Make the existing model obsolete

In this essay we have highlighted five reasons why we think the education system in England is on the cusp of an era-defining change. Given this, there is a distinct false economy in persisting with a strategy of tinkering, retro-fitting, and patching up of a broken system. As Buckminster Fuller said: ‘You never change things by fighting the existing reality.’ This is as true for politicians as it is for campaigners and teachers. Once again, a UK Prime Minister will, we think – at some point soon – come to accept this as Jim Callaghan did in 1976 (only this time – we hope – the PM will conclude that that central Government needs to cede control, rather than seize it).

Fuller famously went on to say: ‘To change something, build a new model that makes the existing model obsolete.’ In this time between education worlds, this is the opportunity for a confident, visionary, and ambitious political leader – they need to be encouraged to take it. And they will if a blueprint of a believable, pragmatic, and popular new model emerges. It is into this space that activists and campaigners with big ideas rush; they are already starting to, movements and momentum are building.

If fresh visions for the education system are founded on the advancements in EdTech – they undoubtedly will be – and on new understandings of human nature, movements for change will coalesce around these visions and shake the very foundations of the current, failing, markets, centralisation, and managerialism model.
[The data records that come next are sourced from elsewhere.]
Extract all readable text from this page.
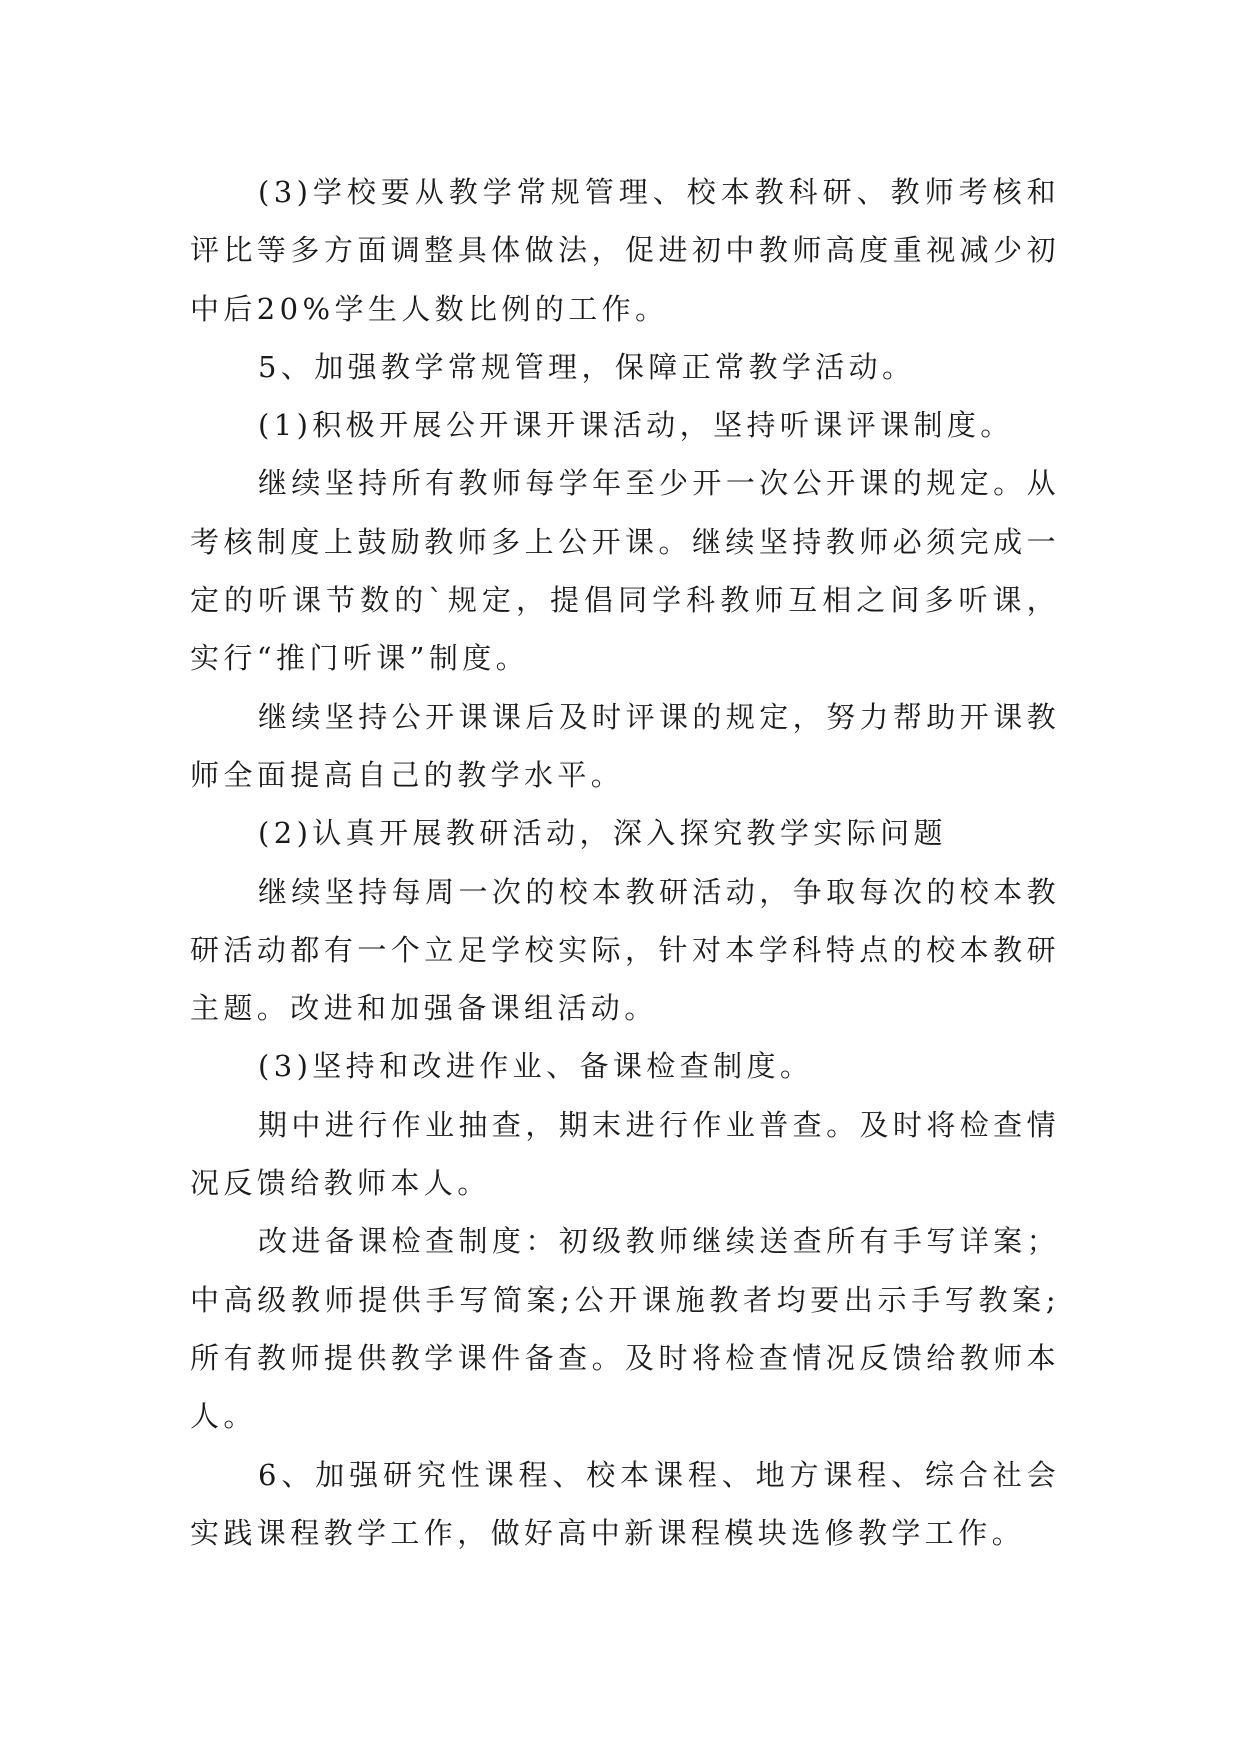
(3)学校要从教学常规管理、校本教科研、教师考核和评比等多方面调整具体做法，促进初中教师高度重视减少初中后20%学生人数比例的工作。

5、加强教学常规管理，保障正常教学活动。

(1)积极开展公开课开课活动，坚持听课评课制度。

继续坚持所有教师每学年至少开一次公开课的规定。从考核制度上鼓励教师多上公开课。继续坚持教师必须完成一定的听课节数的`规定，提倡同学科教师互相之间多听课，实行“推门听课”制度。

继续坚持公开课课后及时评课的规定，努力帮助开课教师全面提高自己的教学水平。

(2)认真开展教研活动，深入探究教学实际问题

继续坚持每周一次的校本教研活动，争取每次的校本教研活动都有一个立足学校实际，针对本学科特点的校本教研主题。改进和加强备课组活动。

(3)坚持和改进作业、备课检查制度。

期中进行作业抽查，期末进行作业普查。及时将检查情况反馈给教师本人。

改进备课检查制度：初级教师继续送查所有手写详案；中高级教师提供手写简案;公开课施教者均要出示手写教案;所有教师提供教学课件备查。及时将检查情况反馈给教师本人。

6、加强研究性课程、校本课程、地方课程、综合社会实践课程教学工作，做好高中新课程模块选修教学工作。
With enough shaking, that model will tumble, and out of the rubble will come, perhaps, something wonderful.

However, there is no room for complacency, change will not just magically happen; the foundations of the existing system are strong, they can withstand a lot of shaking. In the introduction to his 2019 book, ‘Beyond Schooling’ David H. Hargreaves makes an important observation about the last great shift in the English education system:

The trajectory to high centralisation from its beginnings in the 1960s to the decisive and monumental reforms of the 1988 Act took over twenty years of incrementalist softening up, and these were followed by a further thirty years of consolidation for centralisation to reach its present condition. It cannot be changed overnight; indeed, it was designed and carefully nurtured so that it would be virtually impossible to reverse.
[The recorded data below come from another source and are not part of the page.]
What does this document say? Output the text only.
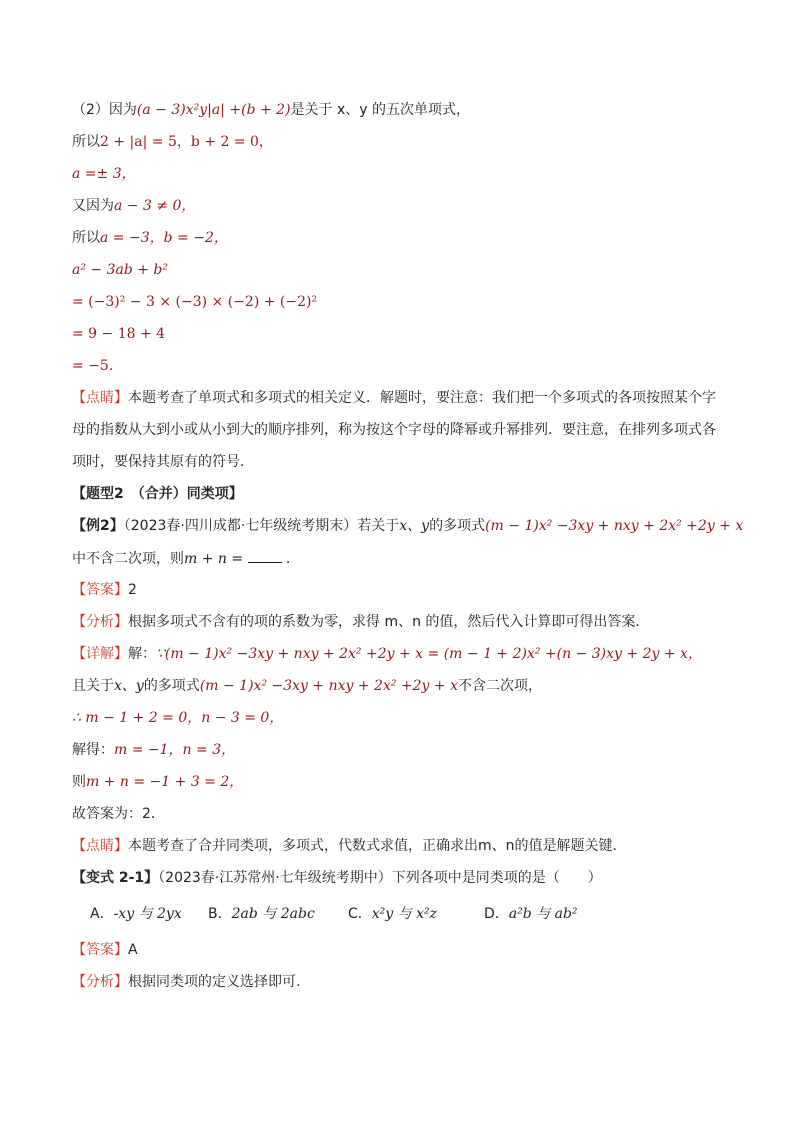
（2）因为(a − 3)x²y|a| +(b + 2)是关于 x、y 的五次单项式，
所以2 + |a| = 5，b + 2 = 0，
a =± 3，
又因为a − 3 ≠ 0，
所以a = −3，b = −2，
a² − 3ab + b²
= (−3)² − 3 × (−3) × (−2) + (−2)²
= 9 − 18 + 4
= −5．
【点睛】本题考查了单项式和多项式的相关定义．解题时，要注意：我们把一个多项式的各项按照某个字
母的指数从大到小或从小到大的顺序排列，称为按这个字母的降幂或升幂排列．要注意，在排列多项式各
项时，要保持其原有的符号．
【题型2　（合并）同类项】
【例2】（2023春·四川成都·七年级统考期末）若关于x、y的多项式(m − 1)x² −3xy + nxy + 2x² +2y + x
中不含二次项，则m + n =	．
【答案】2
【分析】根据多项式不含有的项的系数为零，求得 m、n 的值，然后代入计算即可得出答案．
【详解】解：∵(m − 1)x² −3xy + nxy + 2x² +2y + x = (m − 1 + 2)x² +(n − 3)xy + 2y + x，
且关于x、y的多项式(m − 1)x² −3xy + nxy + 2x² +2y + x不含二次项，
∴ m − 1 + 2 = 0，n − 3 = 0，
解得：m = −1，n = 3，
则m + n = −1 + 3 = 2，
故答案为：2．
【点睛】本题考查了合并同类项，多项式，代数式求值，正确求出m、n的值是解题关键．
【变式 2-1】（2023春·江苏常州·七年级统考期中）下列各项中是同类项的是（　　）
A．-xy 与 2yx B．2ab 与 2abc C．x²y 与 x²z	D．a²b 与 ab²
【答案】A
【分析】根据同类项的定义选择即可.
Hargreaves is right, the education system will not change overnight, it has a lot of built-in resilience. A new period of ‘incrementalist softening up’ is, however, undoubtedly in progress – foundations are being rocked. We environmentalists have a key role to play alongside our allies in the education sector to continue this softening up processes, but we also need to be there to build the new era of education that makes the old one obsolete. We need to be ‘first mate’ environmentalists.